Comment vous êtes-vous rencontrées ?

Viviane : Lucile et moi avons une connaissance en commun, Nil Dinç, artiste metteuse en scène et autrice, du groupe GONGLE. Lors d'un échange informel avec elle, je lui ai parlé de ce nouveau texte poétique pour lequel je cherchais une collaboration artistique et elle m'a présenté Lucile. 

Lucile : La première version du projet que l’on a imaginée prenait la forme d’un livre-objet, un grand leporello avec un dégradé de couleurs. C’est à partir de cette maquette que nous nous sommes mises en quête d’une maison d’édition qui serait partante pour travailler avec nous sur La nuit les songes.

 

Comment avez-vous choisi de confier votre projet à La tête ailleurs ?

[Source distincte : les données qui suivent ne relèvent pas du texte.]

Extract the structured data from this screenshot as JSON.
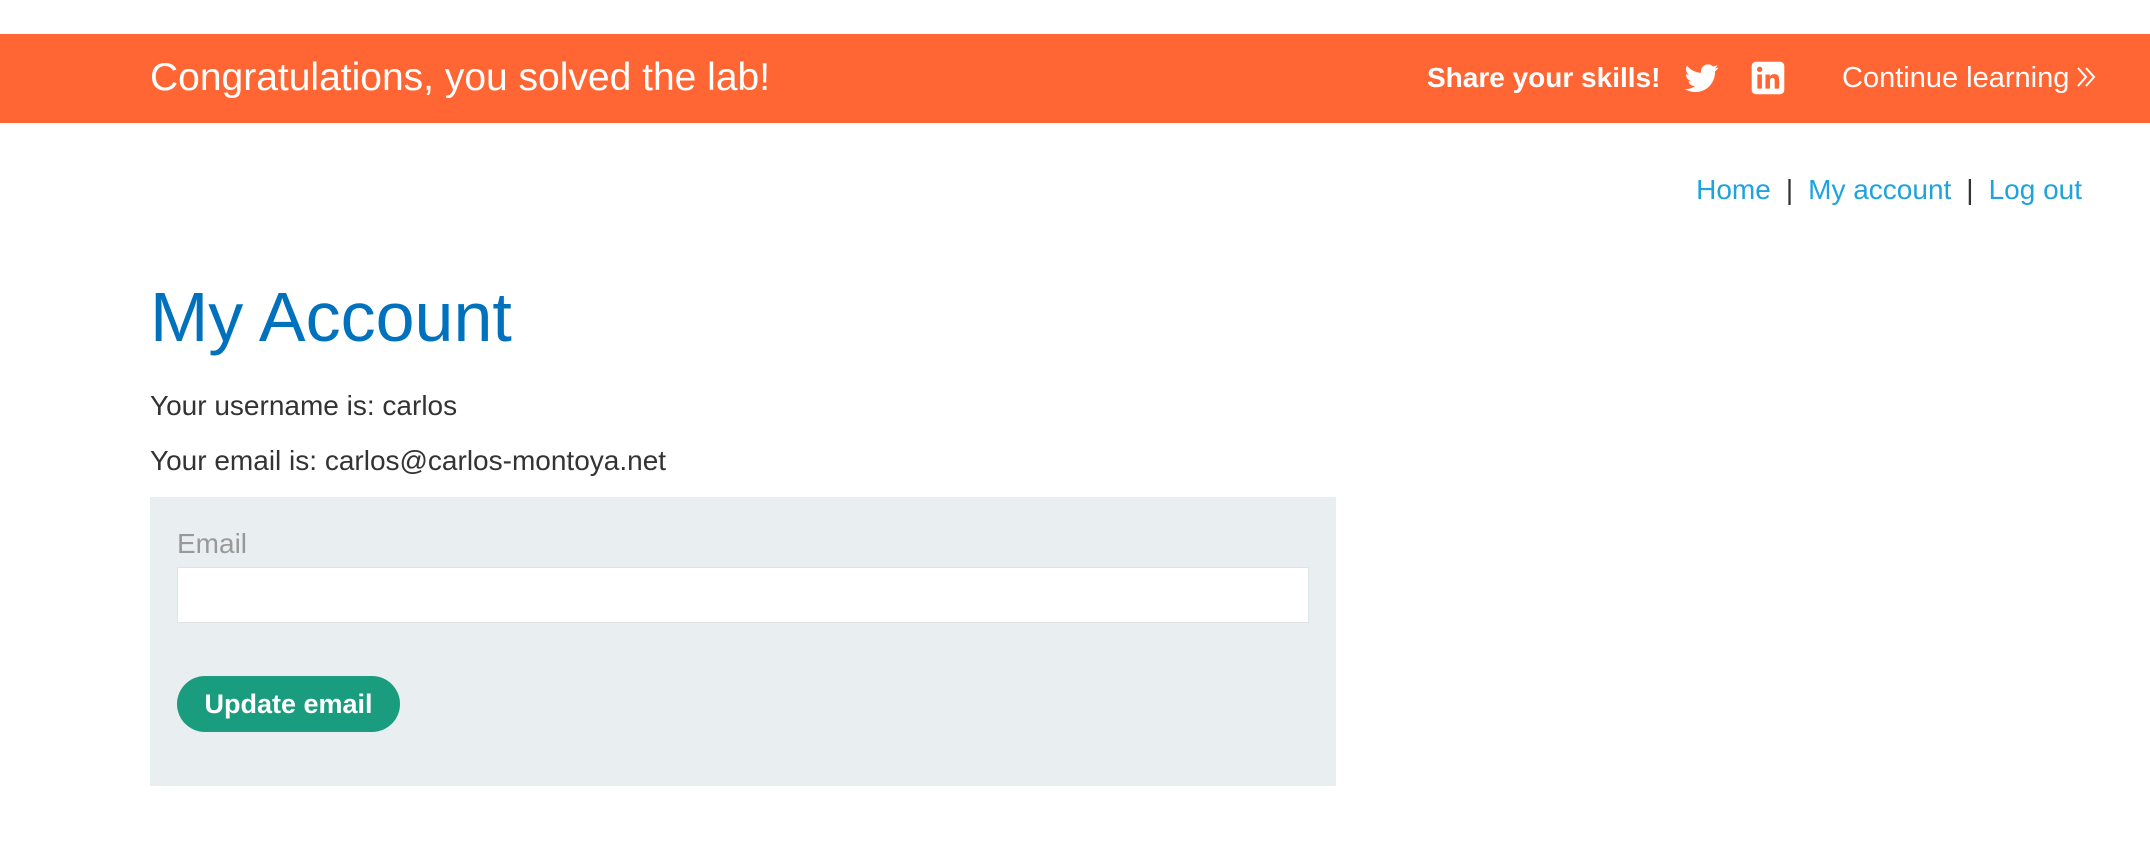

V : J'ai rencontré Luna de La tête ailleurs lors d'un marché de créateurs aux Puces de Saint-Ouen. Le thème de la nuit et la façon dont nous le traitions l’intéressaient.

L : Le format du leporello étant cependant assez particulier, il semblait difficile de l’éditer tel quel. La tête ailleurs nous a proposé de le retravailler pour le publier. J’ai donc fait quelques recherches graphiques pour proposer des images à Luna et Viviane, et nous nous sommes lancées avec les illustrations au cyanotype qui nous semblaient prometteuses !

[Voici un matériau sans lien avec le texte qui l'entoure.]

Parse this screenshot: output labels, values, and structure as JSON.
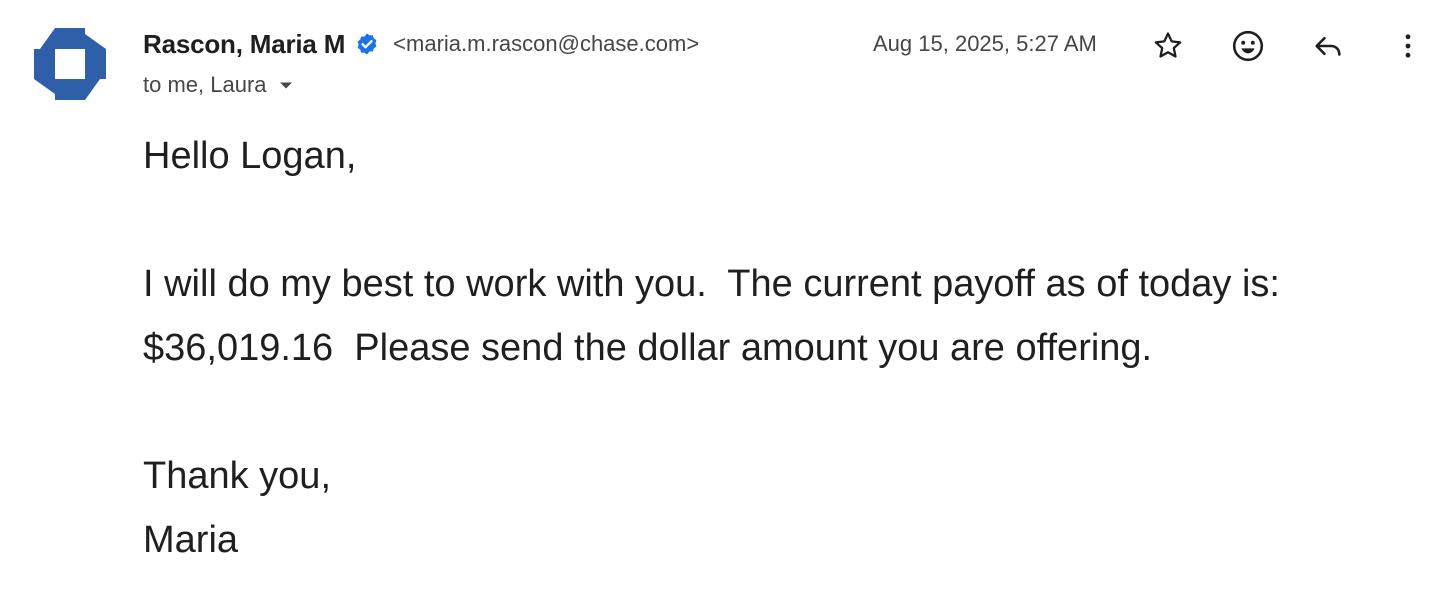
{
  "email": {
    "sender": {
      "name": "Rascon, Maria M",
      "email": "<maria.m.rascon@chase.com>",
      "verified": true,
      "avatar": "chase-octagon-logo",
      "avatar_color": "#2f5fa8"
    },
    "recipients": "to me, Laura",
    "date": "Aug 15, 2025, 5:27 AM",
    "actions": {
      "star_icon": "star-icon",
      "emoji_icon": "emoji-reaction-icon",
      "reply_icon": "reply-icon",
      "more_icon": "more-vert-icon"
    },
    "body": {
      "greeting": "Hello Logan,",
      "paragraph": "I will do my best to work with you.  The current payoff as of today is:  $36,019.16  Please send the dollar amount you are offering.",
      "closing": "Thank you,",
      "signature": "Maria"
    }
  },
  "colors": {
    "verified_badge": "#1a73e8",
    "secondary_text": "#444746",
    "primary_text": "#1f1f1f"
  }
}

Viviane, tu es l’autrice de ce texte. Comment est venu le thème de la nuit ? Qu’est-ce qui t’inspire dans la nuit ?

V : J'aime beaucoup créer la nuit, pour me mettre au diapason d'autre chose, une fois que le silence se fait, que la lumière change. L'écriture de ce texte a eu lieu dans un double contexte. Celui de la toute petite enfance de ma fille, qui dormait difficilement la nuit. J’étais donc réveillée à des heures inhabituelles où j'ai observé la ville autrement, où j'ai aussi raconté beaucoup d'histoires inventées. C'est à ce moment-là qu'un imaginaire de « la ville la nuit » a émergé, avec ses rêves, légendes et merveilles. Par ailleurs, c'était le confinement, et il y avait des articles sur des animaux qui réinvestissaient les villes. Même si je ne l'ai pas vu directement, ça a contribué à nourrir mon imaginaire.

 

Lucile, pourquoi avoir choisi cette technique du cyanotype ? Il est peu commun de la voir dans les livres jeunesse.

L : Le cyanotype est une technique de tirage photographique par contact. La chimie utilisée pour préparer le papier produit cette belle couleur cyan après avoir été exposée quelques minutes à la lumière. Il permet de fabriquer des images à partir de photos, avec un traitement qui plonge dans un univers graphique singulier. J’aime aussi que le procédé utilisé ait du sens. 

L’idée de travailler avec des images qui se révèlent à la lumière du soleil, pour raconter la nuit qui tombe, fait un petit clin d’œil au texte ! 

 

Comment as-tu composé les illustrations ?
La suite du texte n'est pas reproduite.